If your only source for a proposition is a newspaper article, or some person quoted (or misquoted) in the article, acknowledge in the text the possibility that this is not a highly reliable source (e.g., by using a phrase such as “press accounts report that”). And if there is reason to doubt the quoted source's accuracy, for instance if the source is an interested party, or is talking about something that he might have misperceived or misunderstood, you should note that explicitly.

f. Expressly describing the newspaper article's limitations

In any event, if you are citing a newspaper article for a proposition, make clear—either in the footnote, or, if this is important, in the text—

i. the nature of the article (is it an opinion piece or supposedly objective reporting?),

ii. the nature of the source (whom does the article quote for the proposition, and what are the source's possible biases?), and

iii. any other reasons why the source might be inaccurate.

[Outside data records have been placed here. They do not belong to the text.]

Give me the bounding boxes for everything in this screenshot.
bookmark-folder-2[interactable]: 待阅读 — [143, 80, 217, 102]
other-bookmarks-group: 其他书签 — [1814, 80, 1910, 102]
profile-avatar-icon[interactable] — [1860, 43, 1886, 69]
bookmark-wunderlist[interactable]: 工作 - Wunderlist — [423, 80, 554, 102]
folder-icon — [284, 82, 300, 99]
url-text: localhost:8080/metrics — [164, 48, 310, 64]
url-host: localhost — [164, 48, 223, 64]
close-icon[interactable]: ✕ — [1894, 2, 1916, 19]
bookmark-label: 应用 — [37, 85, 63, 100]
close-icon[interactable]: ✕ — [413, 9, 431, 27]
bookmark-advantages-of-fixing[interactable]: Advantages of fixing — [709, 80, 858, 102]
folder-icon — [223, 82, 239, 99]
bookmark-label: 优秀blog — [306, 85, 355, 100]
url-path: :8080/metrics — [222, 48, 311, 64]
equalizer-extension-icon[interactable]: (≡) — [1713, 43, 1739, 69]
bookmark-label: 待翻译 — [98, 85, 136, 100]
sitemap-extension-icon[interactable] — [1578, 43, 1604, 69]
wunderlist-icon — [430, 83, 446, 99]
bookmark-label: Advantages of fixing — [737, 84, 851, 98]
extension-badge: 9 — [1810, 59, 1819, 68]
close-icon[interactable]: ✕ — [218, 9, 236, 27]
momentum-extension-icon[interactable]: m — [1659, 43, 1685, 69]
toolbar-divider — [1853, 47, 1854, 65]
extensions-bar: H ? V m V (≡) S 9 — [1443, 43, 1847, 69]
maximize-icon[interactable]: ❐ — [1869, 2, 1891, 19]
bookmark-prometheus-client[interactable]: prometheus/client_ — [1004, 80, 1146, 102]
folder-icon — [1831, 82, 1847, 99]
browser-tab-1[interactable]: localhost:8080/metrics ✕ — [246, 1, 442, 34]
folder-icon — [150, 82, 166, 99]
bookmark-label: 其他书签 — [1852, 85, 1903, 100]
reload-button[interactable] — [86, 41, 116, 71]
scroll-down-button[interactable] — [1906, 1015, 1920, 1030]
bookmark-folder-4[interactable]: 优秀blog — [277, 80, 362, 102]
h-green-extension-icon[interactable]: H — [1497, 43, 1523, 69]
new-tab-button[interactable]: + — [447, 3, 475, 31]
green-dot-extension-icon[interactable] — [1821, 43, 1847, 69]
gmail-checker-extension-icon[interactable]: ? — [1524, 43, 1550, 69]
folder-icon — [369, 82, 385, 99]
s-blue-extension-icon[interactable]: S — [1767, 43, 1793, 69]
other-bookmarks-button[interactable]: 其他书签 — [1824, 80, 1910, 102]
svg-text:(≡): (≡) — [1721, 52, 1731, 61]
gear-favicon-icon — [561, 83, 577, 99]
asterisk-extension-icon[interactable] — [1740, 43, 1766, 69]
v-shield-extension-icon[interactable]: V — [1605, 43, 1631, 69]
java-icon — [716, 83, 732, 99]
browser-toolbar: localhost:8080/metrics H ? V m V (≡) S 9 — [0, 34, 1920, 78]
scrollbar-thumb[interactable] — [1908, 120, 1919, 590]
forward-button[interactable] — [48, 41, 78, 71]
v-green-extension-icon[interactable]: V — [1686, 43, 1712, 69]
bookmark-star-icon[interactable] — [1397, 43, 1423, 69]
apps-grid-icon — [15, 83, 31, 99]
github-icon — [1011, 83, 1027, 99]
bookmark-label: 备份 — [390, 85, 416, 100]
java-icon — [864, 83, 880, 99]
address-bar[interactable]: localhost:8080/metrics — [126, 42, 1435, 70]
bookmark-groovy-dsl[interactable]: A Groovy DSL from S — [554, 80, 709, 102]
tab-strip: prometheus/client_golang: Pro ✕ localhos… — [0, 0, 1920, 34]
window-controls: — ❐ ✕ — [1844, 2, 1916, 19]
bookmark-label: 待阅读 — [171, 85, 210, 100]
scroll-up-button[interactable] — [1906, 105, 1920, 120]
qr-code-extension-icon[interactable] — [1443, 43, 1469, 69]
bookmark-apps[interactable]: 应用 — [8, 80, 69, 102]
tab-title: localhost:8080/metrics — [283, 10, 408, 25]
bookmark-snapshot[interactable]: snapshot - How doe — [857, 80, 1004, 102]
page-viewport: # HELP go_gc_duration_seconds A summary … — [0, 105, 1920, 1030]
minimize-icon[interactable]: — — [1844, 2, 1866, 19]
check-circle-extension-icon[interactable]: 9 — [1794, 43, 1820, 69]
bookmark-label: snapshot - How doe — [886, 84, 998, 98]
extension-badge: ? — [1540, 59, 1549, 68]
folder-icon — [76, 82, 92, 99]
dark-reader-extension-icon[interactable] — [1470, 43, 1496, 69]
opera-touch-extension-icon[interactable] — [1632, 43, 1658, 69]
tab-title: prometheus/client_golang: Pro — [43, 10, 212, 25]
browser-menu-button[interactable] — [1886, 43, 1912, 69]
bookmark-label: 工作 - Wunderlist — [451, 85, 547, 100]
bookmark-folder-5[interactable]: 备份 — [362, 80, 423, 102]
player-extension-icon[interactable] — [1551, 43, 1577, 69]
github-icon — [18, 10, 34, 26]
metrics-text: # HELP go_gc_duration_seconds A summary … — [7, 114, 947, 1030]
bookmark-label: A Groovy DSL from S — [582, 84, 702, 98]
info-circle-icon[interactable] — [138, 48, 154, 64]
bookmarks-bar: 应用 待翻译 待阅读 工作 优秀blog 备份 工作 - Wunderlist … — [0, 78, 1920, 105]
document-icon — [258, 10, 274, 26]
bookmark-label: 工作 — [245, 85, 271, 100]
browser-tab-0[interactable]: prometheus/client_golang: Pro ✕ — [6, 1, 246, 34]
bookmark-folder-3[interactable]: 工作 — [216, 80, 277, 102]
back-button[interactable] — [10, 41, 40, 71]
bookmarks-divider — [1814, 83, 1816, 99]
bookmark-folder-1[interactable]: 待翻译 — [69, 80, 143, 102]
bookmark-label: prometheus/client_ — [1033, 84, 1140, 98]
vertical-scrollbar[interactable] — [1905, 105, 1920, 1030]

Here's an example: According to one history book,

Supreme Court Justice Antonin Scalia agreed with this view that citizens have a constitutionally protected right to own machine guns.

Seems like a reliable claim, written by a history professor. We're all set to say “Justice Scalia takes the view that citizens have a constitutional right to own machine guns,” citing the book.

But have a look at the source on which the book relies, the Baltimore Sun, April 30, 1999, at 27A. (The citation in the endnote contains only this, with no further information.) Here's how the article—which turns out to be an opinion column entitled Scalia Is Wrong on Guns—begins; all the relevant material is in these paragraphs:

Five days before two teen-agers went on a murderous shooting rampage in a Colorado high school, U.S. Supreme Court Justice Antonin Scalia told a group of students at the Park School in Baltimore County that if he had his way, people would have more—not less—access to deadly weapons.

At a small luncheon following his speech to 300 students there, Justice Scalia said that citizens have a right to own machine guns, said ... a 17-year-old Park senior.

Pressing the outer limits of his thinking on this matter, [the student]—who has earned early admission to Princeton University—said she asked Justice Scalia if he thought people should also “be allowed to have hand-held rockets that can bring down airplanes.”

After a moment of contemplation, Justice Scalia told [the student] he didn't like that idea. Justice Scalia fancies himself an “originalist”—someone who thinks the Constitution means today exactly what it meant when it was adopted two centuries ago.

So not surprisingly, Justice Scalia says the language of the Second Amendment, which gives citizens the right to bear arms, is a license for people to amass a nearly limitless arsenal of weapons.